Under an almost full moon, among the lush, bosomy trees of Meadow Brook Amphitheatre, the only thing missing was the soft twilight of a campfire for Jeff Tweedy to sing his songs of heartbreak and sad longing around. After burning through such Wilco classics as "Ashes of an American Flag," "I Am Trying to Break Your Heart," and "War on War," Tweedy himself sang the praises of this night — "a beautiful night for morbidly painful songs" — which sounds just about right. If nothing else, after 23 years at the helm of Wilco, more than a hundred Wilco songs in, Jeff Tweedy knows oh too well both the nature of his own schtick.
An hour into the show, the nearly full moon was transformed into a child's giant yo-yo that seemed to be, rising in the sky behind us, connected to Nels Cline's Fender Jazzmaster as he ripped his way through “Impossible Germany.” I've seen Wilco half a dozen times over the years, pre and post Nels, and have always found great pleasure in watching the gangly Cline, like an oversized marionette, a guitarist born out of the Los Angeles paisley rock scene of the early '80s — land of such bands as the Dream Syndicate, Opal and the Rain Parade — run and flail his fingers over Tweedy's tamer, more conventional, straight-forward songs that are born from the more pastoral landscapes of the American Midwest.
That's what I've long admired about Wilco, the band: what sets them apart from other post-punk era bands that are influenced in equal parts by Neil Young and Television is a willingness on the part of the band and an openness on the part of Tweedy himself to take a song (in its simplest form) and play and mess around with it, to let it become something more-than, other-than, what it first looked and sounded like when Tweedy first strummed it into being.

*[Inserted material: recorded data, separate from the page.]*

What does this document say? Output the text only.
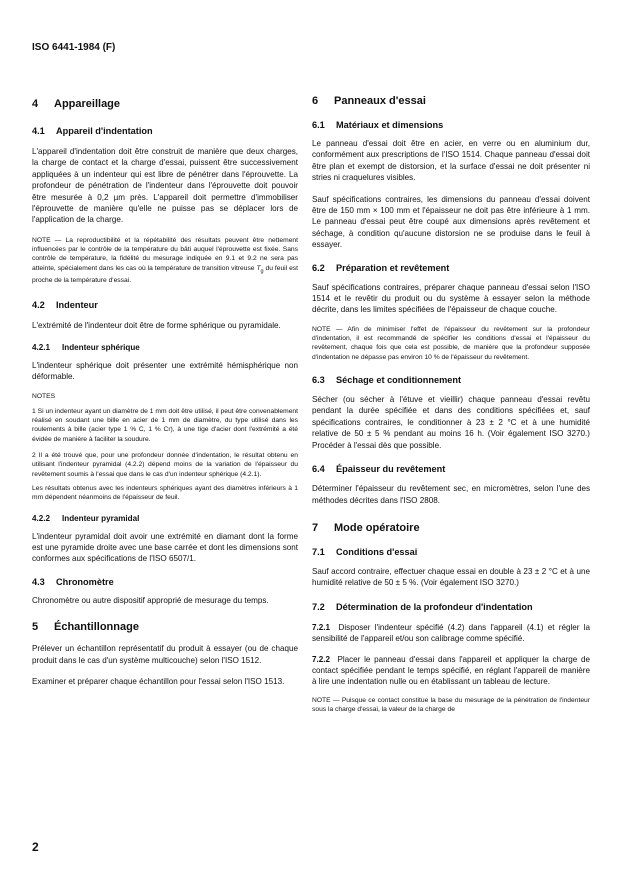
ISO 6441-1984 (F)
4 Appareillage
4.1 Appareil d'indentation

L'appareil d'indentation doit être construit de manière que deux charges, la charge de contact et la charge d'essai, puissent être successivement appliquées à un indenteur qui est libre de pénétrer dans l'éprouvette. La profondeur de pénétration de l'indenteur dans l'éprouvette doit pouvoir être mesurée à 0,2 µm près. L'appareil doit permettre d'immobiliser l'éprouvette de manière qu'elle ne puisse pas se déplacer lors de l'application de la charge.

NOTE — La reproductibilité et la répétabilité des résultats peuvent être nettement influencées par le contrôle de la température du bâti auquel l'éprouvette est fixée. Sans contrôle de température, la fidélité du mesurage indiquée en 9.1 et 9.2 ne sera pas atteinte, spécialement dans les cas où la température de transition vitreuse $T_g$ du feuil est proche de la température d'essai.

4.2 Indenteur

L'extrémité de l'indenteur doit être de forme sphérique ou pyramidale.

4.2.1 Indenteur sphérique

L'indenteur sphérique doit présenter une extrémité hémisphérique non déformable.

NOTES

1 Si un indenteur ayant un diamètre de 1 mm doit être utilisé, il peut être convenablement réalisé en soudant une bille en acier de 1 mm de diamètre, du type utilisé dans les roulements à bille (acier type 1 % C, 1 % Cr), à une tige d'acier dont l'extrémité a été évidée de manière à faciliter la soudure.

2 Il a été trouvé que, pour une profondeur donnée d'indentation, le résultat obtenu en utilisant l'indenteur pyramidal (4.2.2) dépend moins de la variation de l'épaisseur du revêtement soumis à l'essai que dans le cas d'un indenteur sphérique (4.2.1).

Les résultats obtenus avec les indenteurs sphériques ayant des diamètres inférieurs à 1 mm dépendent néanmoins de l'épaisseur de feuil.

4.2.2 Indenteur pyramidal

L'indenteur pyramidal doit avoir une extrémité en diamant dont la forme est une pyramide droite avec une base carrée et dont les dimensions sont conformes aux spécifications de l'ISO 6507/1.

4.3 Chronomètre

Chronomètre ou autre dispositif approprié de mesurage du temps.

5 Échantillonnage

Prélever un échantillon représentatif du produit à essayer (ou de chaque produit dans le cas d'un système multicouche) selon l'ISO 1512.

Examiner et préparer chaque échantillon pour l'essai selon l'ISO 1513.

6 Panneaux d'essai
6.1 Matériaux et dimensions

Le panneau d'essai doit être en acier, en verre ou en aluminium dur, conformément aux prescriptions de l'ISO 1514. Chaque panneau d'essai doit être plan et exempt de distorsion, et la surface d'essai ne doit présenter ni stries ni craquelures visibles.

Sauf spécifications contraires, les dimensions du panneau d'essai doivent être de 150 mm × 100 mm et l'épaisseur ne doit pas être inférieure à 1 mm. Le panneau d'essai peut être coupé aux dimensions après revêtement et séchage, à condition qu'aucune distorsion ne se produise dans le feuil à essayer.

6.2 Préparation et revêtement

Sauf spécifications contraires, préparer chaque panneau d'essai selon l'ISO 1514 et le revêtir du produit ou du système à essayer selon la méthode décrite, dans les limites spécifiées de l'épaisseur de chaque couche.

NOTE — Afin de minimiser l'effet de l'épaisseur du revêtement sur la profondeur d'indentation, il est recommandé de spécifier les conditions d'essai et l'épaisseur du revêtement, chaque fois que cela est possible, de manière que la profondeur supposée d'indentation ne dépasse pas environ 10 % de l'épaisseur du revêtement.

6.3 Séchage et conditionnement

Sécher (ou sécher à l'étuve et vieillir) chaque panneau d'essai revêtu pendant la durée spécifiée et dans des conditions spécifiées et, sauf spécifications contraires, le conditionner à 23 ± 2 °C et à une humidité relative de 50 ± 5 % pendant au moins 16 h. (Voir également ISO 3270.) Procéder à l'essai dès que possible.

6.4 Épaisseur du revêtement

Déterminer l'épaisseur du revêtement sec, en micromètres, selon l'une des méthodes décrites dans l'ISO 2808.

7 Mode opératoire
7.1 Conditions d'essai

Sauf accord contraire, effectuer chaque essai en double à 23 ± 2 °C et à une humidité relative de 50 ± 5 %. (Voir également ISO 3270.)

7.2 Détermination de la profondeur d'indentation

7.2.1 Disposer l'indenteur spécifié (4.2) dans l'appareil (4.1) et régler la sensibilité de l'appareil et/ou son calibrage comme spécifié.

7.2.2 Placer le panneau d'essai dans l'appareil et appliquer la charge de contact spécifiée pendant le temps spécifié, en réglant l'appareil de manière à lire une indentation nulle ou en établissant un tableau de lecture.

NOTE — Puisque ce contact constitue la base du mesurage de la pénétration de l'indenteur sous la charge d'essai, la valeur de la charge de

2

Tonight's pre-encore, 100 minute set included a loose/rough version of the soulful, sludge pop song "Theologians," after which Tweedy chimed in that "This is the first night of our tour. We haven't played in a while," which could be taken as a kind of apology. But most listeners (50-somethings on the verge of early hearing loss?) hardly noticed as the band then kicked into the sublime "Hummingbird" — "His goal in life was to be an echo" — followed by "Late Greats" that makes the claim, in a kind of meta moment, that "The best song will never get sung."
It's true, the best songs can often deliver us to a wordless place, a silent space. What's also true is that Wilco's new songs, off the tongue-in-cheek titled "Wilco Schmilco" record, don't have the reach of Wilco songs at their best, among those "Jesus Etc.", "Handshake Drugs" (which they did not play tonight) or the quietly tender love song that is "Reservations."
Even though longtime, hardcore fans might have their own reservations about the last few Wilco records, there's something endearing and enduring about this band that has Jeff Tweedy as its scruffy but kindly frontman, a singer who offers listeners such personal insights as this: "Everyone you meet is fighting a battle you know nothing about. So be kind. I'm not the first to say this. I think Plato said it. You'd think we'd have it figured out by now."
Yes, you'd think. But the truth is, around the campfire these days, the stories are getting darker and darker — I think Tweedy would agree with this — and at times the moon itself, not to mention the sky blue sky, offers up little light.